Even if it’s a war I started.
So in the midst of distrust, agony sets in and both parties are on edge or at their breaking point. It’s like walking on eggshells. Walls are up and a defensive attitude is always on guard, and neither can break through – no matter what is done or said in an attempt to reconcile.
If you can imagine what kind of environment that creates in a relationship, where both partners are supposed to be allies, it definitely isn’t promoting vulnerability. Not even for the person who broke the trust in the first place.

When you have a partner who is making the attempt and willing to put in the effort to rebuilding trust, it’s important that those mixed emotions do not poison the attempt for repair.
When an effort is being made yet continually dismissed, poked, prodded, invalidated and ignored, compliance with transparency can be revolting – slowing down the process of rebuilding trust, or even bringing it to a halt.
In the process of rebuilding trust, defiance is often perceived as rejection.
You’ve probably read the quote, “Don’t bring up a person’s past mistakes when they are trying to change.” In other words, don’t kick someone while they’re already down. It would also be like shoving someone to the ground as they’re trying – maybe stumbling – to get back up on their feet.
You know what can happen when someone gets knocked down enough times? They will eventually give up, or stop trying.
It’s important to take that into consideration when your partner is trying to lean in, change or make amends (yes, even if in baby steps). This may not be timely, of abundance, as sincere or satisfying as you need it to be, but a toxic environment will only continue to dim the light on rebuilding trust.

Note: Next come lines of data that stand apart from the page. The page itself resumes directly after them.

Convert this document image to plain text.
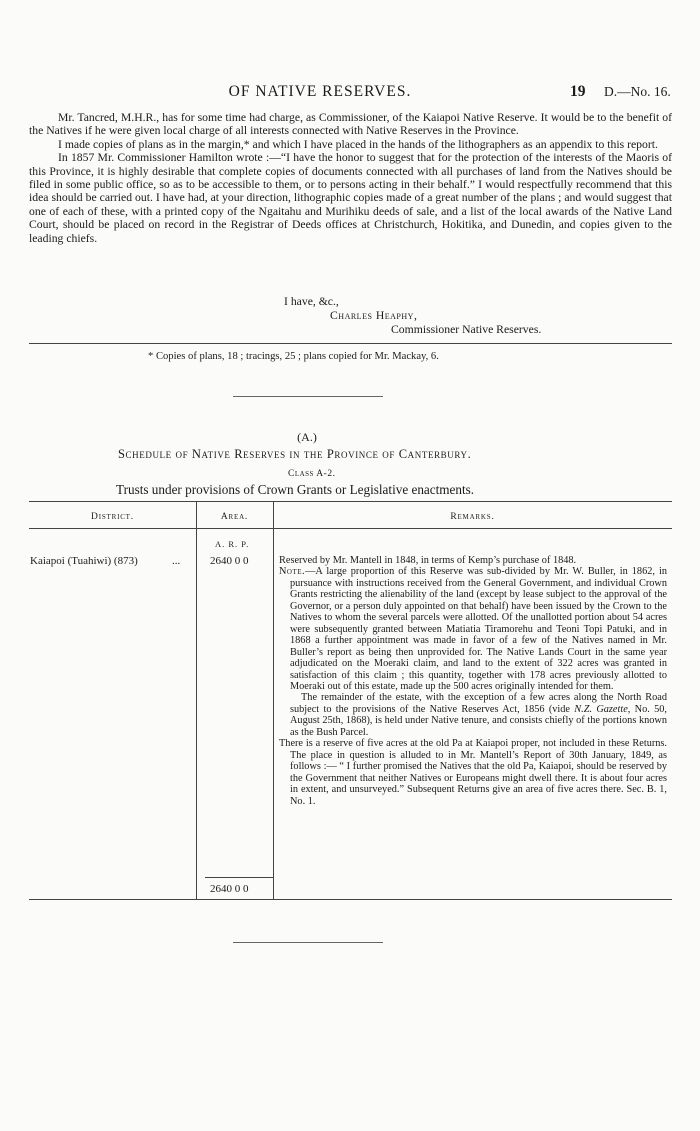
OF NATIVE RESERVES.	19 D.—No. 16.

Mr. Tancred, M.H.R., has for some time had charge, as Commissioner, of the Kaiapoi Native Reserve. It would be to the benefit of the Natives if he were given local charge of all interests connected with Native Reserves in the Province.

I made copies of plans as in the margin,* and which I have placed in the hands of the lithographers as an appendix to this report.

In 1857 Mr. Commissioner Hamilton wrote :—“I have the honor to suggest that for the protection of the interests of the Maoris of this Province, it is highly desirable that complete copies of documents connected with all purchases of land from the Natives should be filed in some public office, so as to be accessible to them, or to persons acting in their behalf.” I would respectfully recommend that this idea should be carried out. I have had, at your direction, lithographic copies made of a great number of the plans ; and would suggest that one of each of these, with a printed copy of the Ngaitahu and Murihiku deeds of sale, and a list of the local awards of the Native Land Court, should be placed on record in the Registrar of Deeds offices at Christchurch, Hokitika, and Dunedin, and copies given to the leading chiefs.

I have, &c.,
Charles Heaphy,
Commissioner Native Reserves.
* Copies of plans, 18 ; tracings, 25 ; plans copied for Mr. Mackay, 6.
(A.)
Schedule of Native Reserves in the Province of Canterbury.
Class A-2.
Trusts under provisions of Crown Grants or Legislative enactments.
District.	Area.	Remarks.
A. R. P.
Kaiapoi (Tuahiwi) (873)	...	2640 0 0	Reserved by Mr. Mantell in 1848, in terms of Kemp’s purchase of 1848.

Note.—A large proportion of this Reserve was sub-divided by Mr. W. Buller, in 1862, in pursuance with instructions received from the General Government, and individual Crown Grants restricting the alienability of the land (except by lease subject to the approval of the Governor, or a person duly appointed on that behalf) have been issued by the Crown to the Natives to whom the several parcels were allotted. Of the unallotted portion about 54 acres were subsequently granted between Matiatia Tiramorehu and Teoni Topi Patuki, and in 1868 a further appointment was made in favor of a few of the Natives named in Mr. Buller’s report as being then unprovided for. The Native Lands Court in the same year adjudicated on the Moeraki claim, and land to the extent of 322 acres was granted in satisfaction of this claim ; this quantity, together with 178 acres previously allotted to Moeraki out of this estate, made up the 500 acres originally intended for them.

The remainder of the estate, with the exception of a few acres along the North Road subject to the provisions of the Native Reserves Act, 1856 (vide N.Z. Gazette, No. 50, August 25th, 1868), is held under Native tenure, and consists chiefly of the portions known as the Bush Parcel.

There is a reserve of five acres at the old Pa at Kaiapoi proper, not included in these Returns. The place in question is alluded to in Mr. Mantell’s Report of 30th January, 1849, as follows :— “ I further promised the Natives that the old Pa, Kaiapoi, should be reserved by the Government that neither Natives or Europeans might dwell there. It is about four acres in extent, and unsurveyed.” Subsequent Returns give an area of five acres there. Sec. B. 1, No. 1.

2640 0 0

Trust and forgiveness are a process, and sometimes painfully slow
Did this one make your tense shoulders ease up a bit? I hope so. Because trust and forgiveness won’t be an instantaneous thing – it’s a process. And that process doesn’t mean hitting the Start button and then walking away, either.
We’re human. If we were meant to exist in perfection, the world would literally be a living, breathing Truman Show with absolutely zero negative emotional fluctuations.

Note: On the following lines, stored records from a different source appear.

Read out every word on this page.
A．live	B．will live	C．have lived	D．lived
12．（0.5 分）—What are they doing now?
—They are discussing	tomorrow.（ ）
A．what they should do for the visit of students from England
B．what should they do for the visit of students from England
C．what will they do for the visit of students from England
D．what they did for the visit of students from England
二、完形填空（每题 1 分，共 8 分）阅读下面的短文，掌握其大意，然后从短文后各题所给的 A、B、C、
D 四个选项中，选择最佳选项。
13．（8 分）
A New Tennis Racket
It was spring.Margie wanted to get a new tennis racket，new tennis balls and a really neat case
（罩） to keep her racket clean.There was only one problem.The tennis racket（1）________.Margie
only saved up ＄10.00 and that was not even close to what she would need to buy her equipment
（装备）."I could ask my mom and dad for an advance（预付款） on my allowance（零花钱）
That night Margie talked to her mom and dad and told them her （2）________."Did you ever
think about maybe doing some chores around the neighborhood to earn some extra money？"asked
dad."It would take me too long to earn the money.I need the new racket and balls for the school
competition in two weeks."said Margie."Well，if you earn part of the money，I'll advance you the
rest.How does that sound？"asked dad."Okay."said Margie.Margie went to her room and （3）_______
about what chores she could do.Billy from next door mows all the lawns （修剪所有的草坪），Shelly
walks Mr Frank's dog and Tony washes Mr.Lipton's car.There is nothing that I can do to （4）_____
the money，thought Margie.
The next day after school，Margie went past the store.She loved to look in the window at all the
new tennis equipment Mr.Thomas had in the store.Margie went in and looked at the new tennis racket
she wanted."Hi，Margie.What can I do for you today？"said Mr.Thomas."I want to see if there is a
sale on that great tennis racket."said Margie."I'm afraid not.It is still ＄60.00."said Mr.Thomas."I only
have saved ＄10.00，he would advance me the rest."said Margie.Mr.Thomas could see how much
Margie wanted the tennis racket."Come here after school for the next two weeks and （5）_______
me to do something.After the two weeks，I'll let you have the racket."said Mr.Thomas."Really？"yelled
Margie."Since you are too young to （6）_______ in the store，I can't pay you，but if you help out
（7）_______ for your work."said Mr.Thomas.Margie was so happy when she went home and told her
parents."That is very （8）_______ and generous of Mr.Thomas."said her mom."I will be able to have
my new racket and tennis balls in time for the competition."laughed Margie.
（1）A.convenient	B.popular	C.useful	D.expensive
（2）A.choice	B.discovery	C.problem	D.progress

Like robots. And in case you forgot, we are not.
Once trust has been broken, it’s difficult not to see the tiniest, meaningless mishaps or mistakes as faulty. These are then amplified x100 when trust is in the repair stage. You might see every little thing he does wrong (or that simply displeases you) as a way to intentionally spite and hurt you more. It may even convince you that he no longer cares about the relationship or isn’t even trying.
Since trust and forgiveness is a process, part of that process is allowing for room to grow…through the imperfections and mistakes.
Unfortunately if you ever want to repair trust, you must be willing to love someone enough to give them the room to improve and grow, while also not holding them against their mistakes. Because we all make them, even at the expense of those we love.
You cannot rush or change any aspect of the relationship your partner isn’t willing on their own – the only factor you can control is whether you stay or leave.